A place to put the web page. This, I am calling web hosting; it is rented space on the internet. You can rent this from a company that has physical computers (servers) in a server farm somewhere in the world; or you can rent it from a friendly consultant who is there to simplify your experience for a fee. If you are technically up to it, go direct and you have full control of all aspects; if you are not up on all the technical stuff, find a consultant. This rental of space can have a variety of fees but it can all boil down to $5 to $50 / month. What most web page owners need will run about $8 / month from a number of suppliers.

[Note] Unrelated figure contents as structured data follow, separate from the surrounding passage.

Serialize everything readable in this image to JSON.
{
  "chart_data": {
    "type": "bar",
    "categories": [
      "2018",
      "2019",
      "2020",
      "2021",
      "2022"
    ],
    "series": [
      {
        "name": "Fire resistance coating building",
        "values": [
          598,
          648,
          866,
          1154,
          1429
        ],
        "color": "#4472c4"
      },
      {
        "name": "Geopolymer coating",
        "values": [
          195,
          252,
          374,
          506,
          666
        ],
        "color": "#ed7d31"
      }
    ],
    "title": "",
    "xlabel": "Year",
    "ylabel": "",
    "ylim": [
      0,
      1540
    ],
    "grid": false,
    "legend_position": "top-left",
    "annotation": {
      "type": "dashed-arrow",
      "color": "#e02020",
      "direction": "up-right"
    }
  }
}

Final steps can include a lot of things but lets focus on necessities. Your web host will supply you with a pair of addresses; these are given to the registrar (the people you paid to register your name); next your web host will setup any services you require (remember WordPress). There may be as much as a 48 hour delay (usually less then 2 hours) before the next step. Your web host will supply you with either a “panel” access address, name and password or perhaps an FTP access address, name and password; but, in this case we will get the address, name, and password for a WordPress control panel. Now we are ready to create and move our web page in; that is, put it where others can come visit, where search engines can scan it and recommend our page to the public and so forth. Using the menus on the wordpress panel, I create a new page and now I place the photos and stuff I gathered up earlier onto the page; once it looks nice, I hit publish and a very basic web page is born.